The remaining 28 acres of the Downes’ farm consists of woodlands that act as important habitat for a variety of wildlife. Of particular interest to ESLC is a variety of birds species such as migratory warblers and resident woodpeckers, hawks, and owls. These species require large, unfragmented forest areas to breed successfully, but many of them have declined over the last several decades due to habitat loss and forest fragmentation. The addition of these 28 acres of woodlands to a larger corridor makes the Downes’ easement ecologically valuable.
Since the Downes’ property is located along Tuckahoe Creek, the woodlands expand the riparian habitat and help extend the existing wildlife corridor from adjacent easements.

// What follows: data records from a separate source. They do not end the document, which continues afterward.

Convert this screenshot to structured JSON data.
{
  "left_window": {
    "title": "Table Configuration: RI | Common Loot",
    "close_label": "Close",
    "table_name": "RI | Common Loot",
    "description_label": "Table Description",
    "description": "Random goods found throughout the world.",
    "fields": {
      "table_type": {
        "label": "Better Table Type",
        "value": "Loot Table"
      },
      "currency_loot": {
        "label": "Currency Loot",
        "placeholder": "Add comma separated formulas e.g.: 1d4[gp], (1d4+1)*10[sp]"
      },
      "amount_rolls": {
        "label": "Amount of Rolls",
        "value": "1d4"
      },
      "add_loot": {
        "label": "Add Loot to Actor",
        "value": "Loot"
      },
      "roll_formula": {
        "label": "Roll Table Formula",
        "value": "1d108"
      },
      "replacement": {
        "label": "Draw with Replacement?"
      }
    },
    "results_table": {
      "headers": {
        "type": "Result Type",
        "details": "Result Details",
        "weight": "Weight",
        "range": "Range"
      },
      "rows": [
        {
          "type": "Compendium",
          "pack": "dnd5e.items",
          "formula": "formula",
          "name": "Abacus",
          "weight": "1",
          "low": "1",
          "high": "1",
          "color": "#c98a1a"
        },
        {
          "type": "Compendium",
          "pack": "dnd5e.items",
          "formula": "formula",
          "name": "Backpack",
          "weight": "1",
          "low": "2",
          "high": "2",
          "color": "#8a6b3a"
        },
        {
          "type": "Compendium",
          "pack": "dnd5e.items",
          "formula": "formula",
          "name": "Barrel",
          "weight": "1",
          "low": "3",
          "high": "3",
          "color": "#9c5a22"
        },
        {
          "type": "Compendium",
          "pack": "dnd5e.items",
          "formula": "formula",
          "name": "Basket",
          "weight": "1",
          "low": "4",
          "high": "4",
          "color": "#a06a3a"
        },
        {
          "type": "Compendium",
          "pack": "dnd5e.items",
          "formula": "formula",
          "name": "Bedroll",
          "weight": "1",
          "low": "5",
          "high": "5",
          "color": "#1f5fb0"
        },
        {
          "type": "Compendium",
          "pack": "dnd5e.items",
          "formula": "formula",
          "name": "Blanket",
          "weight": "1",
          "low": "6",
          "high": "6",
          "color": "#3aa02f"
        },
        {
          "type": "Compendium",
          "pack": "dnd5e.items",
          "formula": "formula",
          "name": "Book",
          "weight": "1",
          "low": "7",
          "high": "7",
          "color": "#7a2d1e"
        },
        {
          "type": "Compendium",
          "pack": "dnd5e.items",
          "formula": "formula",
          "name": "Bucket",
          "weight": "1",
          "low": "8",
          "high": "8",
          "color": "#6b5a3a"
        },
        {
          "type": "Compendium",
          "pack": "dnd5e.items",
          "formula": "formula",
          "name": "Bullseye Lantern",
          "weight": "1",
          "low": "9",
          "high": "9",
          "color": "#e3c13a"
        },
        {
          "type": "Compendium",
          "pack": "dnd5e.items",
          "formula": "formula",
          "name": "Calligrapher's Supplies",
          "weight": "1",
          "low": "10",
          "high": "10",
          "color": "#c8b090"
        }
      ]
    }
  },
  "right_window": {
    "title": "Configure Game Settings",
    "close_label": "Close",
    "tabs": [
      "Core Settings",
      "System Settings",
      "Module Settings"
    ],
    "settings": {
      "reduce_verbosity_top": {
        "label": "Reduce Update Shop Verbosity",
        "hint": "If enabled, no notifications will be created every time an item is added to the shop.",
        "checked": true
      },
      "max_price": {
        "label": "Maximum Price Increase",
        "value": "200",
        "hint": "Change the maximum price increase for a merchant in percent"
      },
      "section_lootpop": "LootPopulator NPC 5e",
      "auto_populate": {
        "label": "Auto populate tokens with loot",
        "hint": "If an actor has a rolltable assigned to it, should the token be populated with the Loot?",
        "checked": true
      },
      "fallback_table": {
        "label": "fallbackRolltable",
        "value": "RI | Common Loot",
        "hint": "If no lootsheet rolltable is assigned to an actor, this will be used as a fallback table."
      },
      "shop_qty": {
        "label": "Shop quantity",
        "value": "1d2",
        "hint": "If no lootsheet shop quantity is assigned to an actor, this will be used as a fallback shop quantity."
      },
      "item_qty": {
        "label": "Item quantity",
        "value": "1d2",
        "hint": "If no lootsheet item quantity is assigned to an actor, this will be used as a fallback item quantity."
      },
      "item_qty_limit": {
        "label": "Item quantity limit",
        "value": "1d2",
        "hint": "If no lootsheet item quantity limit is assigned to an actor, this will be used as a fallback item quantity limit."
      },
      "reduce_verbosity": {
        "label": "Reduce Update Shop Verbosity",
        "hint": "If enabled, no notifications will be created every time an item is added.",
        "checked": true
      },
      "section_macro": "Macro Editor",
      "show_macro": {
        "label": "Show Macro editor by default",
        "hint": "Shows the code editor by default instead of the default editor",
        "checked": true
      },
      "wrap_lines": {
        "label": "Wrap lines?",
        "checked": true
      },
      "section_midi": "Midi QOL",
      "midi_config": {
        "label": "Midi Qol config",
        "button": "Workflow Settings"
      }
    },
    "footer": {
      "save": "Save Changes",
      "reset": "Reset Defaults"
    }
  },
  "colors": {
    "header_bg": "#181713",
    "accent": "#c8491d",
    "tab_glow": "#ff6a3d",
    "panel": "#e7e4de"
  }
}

On the Eastern Shore, riparian corridors are especially important because our extensive network of waterways creates continuous natural pathways in an otherwise fragmented landscape. These streamside woodlands provide critical pathways for migrating birds and other wildlife, making them some of the most valuable habitat connections on the shore.
This easement is within the Tuckahoe Rural Legacy Area which is a concentrated zone for the protection of agricultural and natural resources, as designated by ESLC and in collaboration with Caroline County and Maryland DNR. ESLC is grateful for the financial and technical support provided by the Maryland DNR’s Rural Legacy Program to make this new conservation easement a reality.
When the Downes were asked what they would tell others who might be thinking about protecting their land through a conservation easement, Jay didn’t hesitate. “If you have the opportunity to do it, do it,” he said. It was a meaningful statement that captures the importance and lasting impact of land conservation.